运算符优先级

Question

Consider this C# class:

class Node
{
    public Node Next;
}

And consider these 2 cases:

        Node A = new Node();
        Node B = A;
        B=(B.Next = new Node());

and

        Node A = new Node();
        Node B = A;
        B.Next = (B=new Node());

Why do they produce the same results!?
(A)->(B)->Null

I thought the 2nd case would produce a node pointing to itself because of operator precedence...

Is that the case in Java and Python too? Thanks

Answer 1

In Python, you cannot group assignments in the way you have done. The extreme RHS value is assigned to all the identifiers towards it's left.

>>> a = (b=42)
  File "<stdin>", line 1
    a = (b=42)
          ^
SyntaxError: invalid syntax
>>> a = b = 42

>>> print a,b
42 42
>>> 

Similar to your question

>>> class Node():
...     def __init__(self):
...             self.next = self
... 
>>> n = Node()
>>> n = n.next = Node()
>>> n
<__main__.Node instance at 0x7f07c98eb200>
>>> n.next = n = Node()
>>> n
<__main__.Node instance at 0x7f07c98eb290>

Answer 2

C# evaluates the sides of the assignment from left to right.

So in your second case it is 'evaluating' the LHS (B.Next) in the assignment on the last line before it evaluates the RHS, and arriving at the reference to Next in A.

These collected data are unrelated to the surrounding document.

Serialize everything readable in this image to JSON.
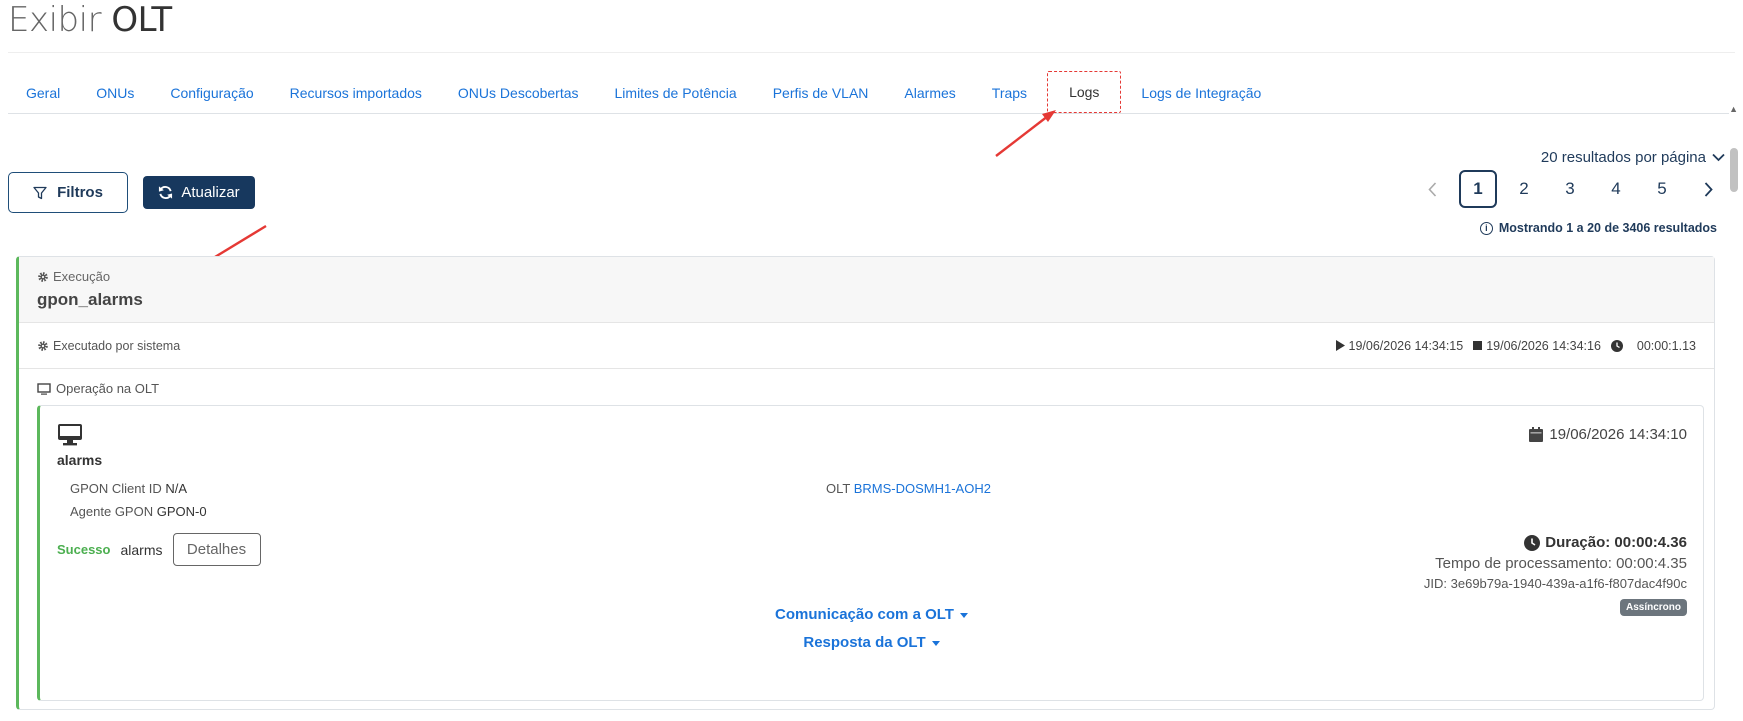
{
  "page": {
    "title_light": "Exibir ",
    "title_bold": "OLT"
  },
  "tabs": [
    {
      "label": "Geral"
    },
    {
      "label": "ONUs"
    },
    {
      "label": "Configuração"
    },
    {
      "label": "Recursos importados"
    },
    {
      "label": "ONUs Descobertas"
    },
    {
      "label": "Limites de Potência"
    },
    {
      "label": "Perfis de VLAN"
    },
    {
      "label": "Alarmes"
    },
    {
      "label": "Traps"
    },
    {
      "label": "Logs",
      "active": true
    },
    {
      "label": "Logs de Integração"
    }
  ],
  "toolbar": {
    "filters_label": "Filtros",
    "refresh_label": "Atualizar"
  },
  "pagination": {
    "per_page_label": "20 resultados por página",
    "pages": [
      "1",
      "2",
      "3",
      "4",
      "5"
    ],
    "current": "1",
    "results_info": "Mostrando 1 a 20 de 3406 resultados"
  },
  "execution": {
    "label": "Execução",
    "name": "gpon_alarms",
    "executed_by": "Executado por sistema",
    "start": "19/06/2026 14:34:15",
    "end": "19/06/2026 14:34:16",
    "elapsed": "00:00:1.13",
    "operation_section_label": "Operação na OLT"
  },
  "operation": {
    "name": "alarms",
    "date": "19/06/2026 14:34:10",
    "gpon_client_label": "GPON Client ID",
    "gpon_client_value": "N/A",
    "agent_label": "Agente GPON",
    "agent_value": "GPON-0",
    "olt_label": "OLT",
    "olt_value": "BRMS-DOSMH1-AOH2",
    "status": "Sucesso",
    "status_name": "alarms",
    "details_label": "Detalhes",
    "duration": "Duração: 00:00:4.36",
    "processing_time": "Tempo de processamento: 00:00:4.35",
    "jid": "JID: 3e69b79a-1940-439a-a1f6-f807dac4f90c",
    "mode_badge": "Assíncrono",
    "comm_toggle": "Comunicação com a OLT",
    "response_toggle": "Resposta da OLT"
  },
  "colors": {
    "accent": "#1a73d9",
    "navy": "#17385e",
    "success": "#5cb85c",
    "annotation": "#e53935"
  }
}
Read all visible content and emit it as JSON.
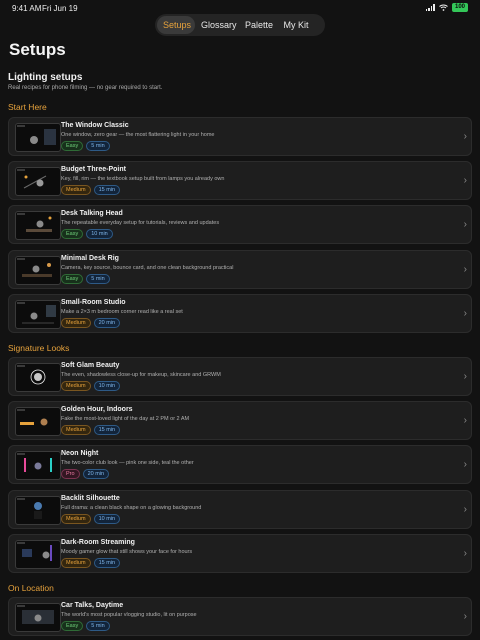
{
  "status": {
    "time": "9:41 AM",
    "date": "Fri Jun 19",
    "battery": "100"
  },
  "tabs": [
    {
      "label": "Setups",
      "active": true
    },
    {
      "label": "Glossary",
      "active": false
    },
    {
      "label": "Palette",
      "active": false
    },
    {
      "label": "My Kit",
      "active": false
    }
  ],
  "page": {
    "title": "Setups",
    "subtitle": "Lighting setups",
    "tagline": "Real recipes for phone filming — no gear required to start."
  },
  "sections": [
    {
      "label": "Start Here",
      "cards": [
        {
          "title": "The Window Classic",
          "desc": "One window, zero gear — the most flattering light in your home",
          "difficulty": "Easy",
          "level": "easy",
          "time": "5 min"
        },
        {
          "title": "Budget Three-Point",
          "desc": "Key, fill, rim — the textbook setup built from lamps you already own",
          "difficulty": "Medium",
          "level": "medium",
          "time": "15 min"
        },
        {
          "title": "Desk Talking Head",
          "desc": "The repeatable everyday setup for tutorials, reviews and updates",
          "difficulty": "Easy",
          "level": "easy",
          "time": "10 min"
        },
        {
          "title": "Minimal Desk Rig",
          "desc": "Camera, key source, bounce card, and one clean background practical",
          "difficulty": "Easy",
          "level": "easy",
          "time": "5 min"
        },
        {
          "title": "Small-Room Studio",
          "desc": "Make a 2×3 m bedroom corner read like a real set",
          "difficulty": "Medium",
          "level": "medium",
          "time": "20 min"
        }
      ]
    },
    {
      "label": "Signature Looks",
      "cards": [
        {
          "title": "Soft Glam Beauty",
          "desc": "The even, shadowless close-up for makeup, skincare and GRWM",
          "difficulty": "Medium",
          "level": "medium",
          "time": "10 min"
        },
        {
          "title": "Golden Hour, Indoors",
          "desc": "Fake the most-loved light of the day at 2 PM or 2 AM",
          "difficulty": "Medium",
          "level": "medium",
          "time": "15 min"
        },
        {
          "title": "Neon Night",
          "desc": "The two-color club look — pink one side, teal the other",
          "difficulty": "Pro",
          "level": "pro",
          "time": "20 min"
        },
        {
          "title": "Backlit Silhouette",
          "desc": "Full drama: a clean black shape on a glowing background",
          "difficulty": "Medium",
          "level": "medium",
          "time": "10 min"
        },
        {
          "title": "Dark-Room Streaming",
          "desc": "Moody gamer glow that still shows your face for hours",
          "difficulty": "Medium",
          "level": "medium",
          "time": "15 min"
        }
      ]
    },
    {
      "label": "On Location",
      "cards": [
        {
          "title": "Car Talks, Daytime",
          "desc": "The world's most popular vlogging studio, lit on purpose",
          "difficulty": "Easy",
          "level": "easy",
          "time": "5 min"
        }
      ]
    }
  ],
  "colors": {
    "accent": "#e6a23c",
    "easy": "#6fd07a",
    "pro": "#e87aa0",
    "time": "#7fb6ea"
  }
}
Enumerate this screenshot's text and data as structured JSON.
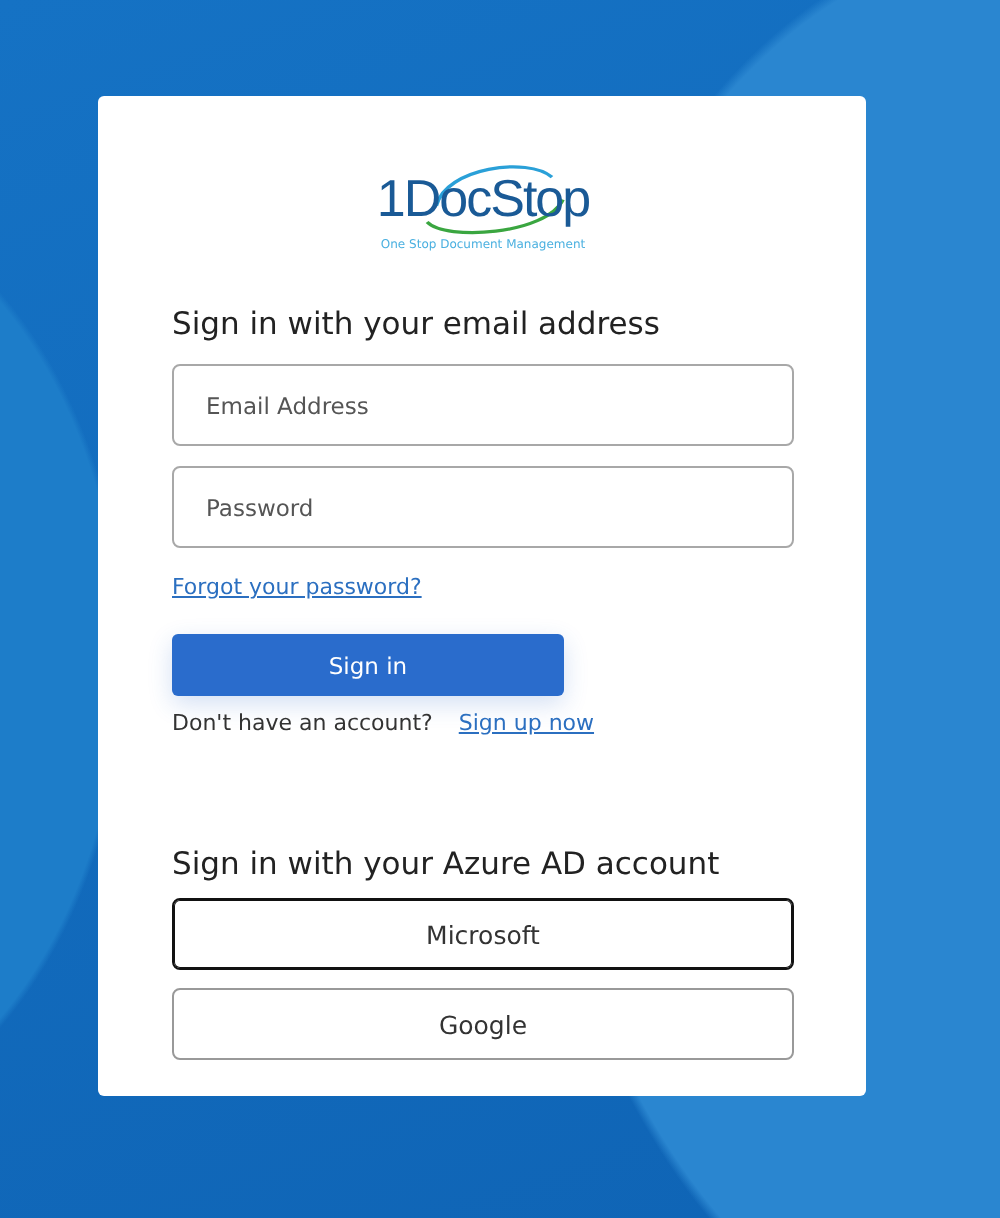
{
  "logo": {
    "name": "1DocStop",
    "tagline": "One Stop Document Management"
  },
  "local": {
    "heading": "Sign in with your email address",
    "fields": [
      {
        "placeholder": "Email Address"
      },
      {
        "placeholder": "Password"
      }
    ],
    "forgot_link": "Forgot your password?",
    "submit": "Sign in",
    "signup_prompt": "Don't have an account?",
    "signup_link": "Sign up now"
  },
  "social": {
    "heading": "Sign in with your Azure AD account",
    "providers": [
      {
        "label": "Microsoft",
        "selected": true
      },
      {
        "label": "Google",
        "selected": false
      }
    ]
  }
}
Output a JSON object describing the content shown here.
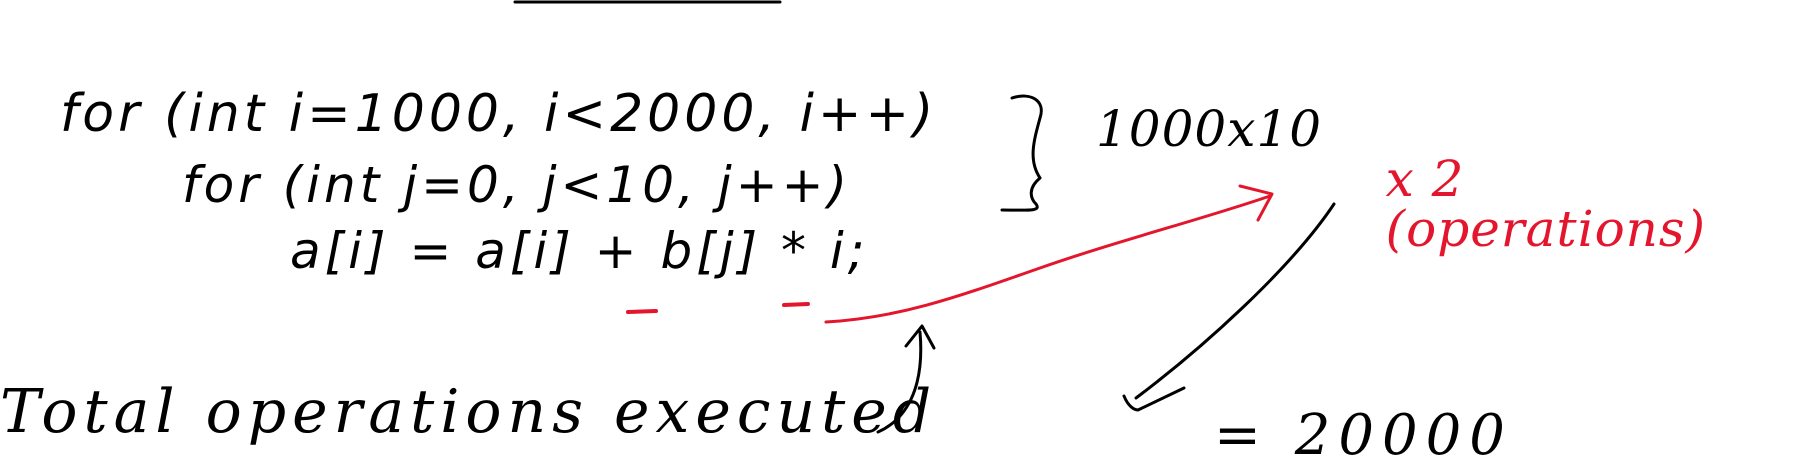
{
  "code": {
    "line1": "for (int i=1000, i<2000, i++)",
    "line2": "for (int j=0, j<10, j++)",
    "line3": "a[i] = a[i] + b[j] * i;"
  },
  "annotation": {
    "multiplication": "1000x10",
    "times_two": "x 2",
    "operations": "(operations)"
  },
  "caption": {
    "total": "Total operations executed"
  },
  "result": {
    "value": "= 20000"
  },
  "colors": {
    "ink": "#000000",
    "highlight": "#e3162d",
    "background": "#ffffff"
  }
}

Whatever you do on the RHS is assigned to this. So changing B on the RHS is too late.

If it didn't do this then

B.Next = (B = null)

Would be a null reference exception which wouldn't be what you would expect would it?

Answer 3

This behavior is not a result of operator precedence, but of rules in Java, Python, and C# which define the order of evaluation of expressions. Specifically, in Java, Python, and C#, expressions are evaluated left to right. This isn't true, for example, in C and C++, where the result of what you wrote would have been undefined.

You might be familiar with this C puzzle:

int i = 1;
printf("%d, %d\n", i++, ++i); // what is printed?

In C, the result is not defined. It could be 1, 3 , it could be 2, 2 , or even something else. In Java C#, and Python, the result is always 1, 3 (except of course that Python does not have a pre- or postfix ++ operator).

Operator precedence is a separate issue. It defines the parse tree, not the order of evaluation.

Say you had a new language with binary infix operators op1 and op2 . And say you had the following piece of code:

e1 op1 e2 op2 e3

Operator precedence tells you whether this means

((e1 op1 e2) op2 e3)

Or whether it means

(e1 op1 (e2 op2 e3))

It does not tell you the order in which e1 , e2 , and e3 are evaluated.

Answer 4

For completeness, Java works here the same like C#.

    Node A = new Node();

Creates a new node (let's name it Node 1), and lets A point to it.

    Node B = A;

This lets B point to the same Node 1.

A ----> [Node 1]---> null
           ↑
B −−−−−−−−−'

This is the situation now. So, now the complicated last line:

    B.Next = 

This changes the next-pointer of Node 1 (to which B pointed) to ...

       (B=new Node());

... a new node (lets call it Node 2), which is at the same time put into the B variable.

A ----> [Node 1]---> [Node 2]----> null
                         ↑
B −−−−−−−−−−−−−−−−−−−−−−−'

The interesting thing here is, that the B.next is evaluated before the right side of the assignment, so it is the same as if you wrote A.next here.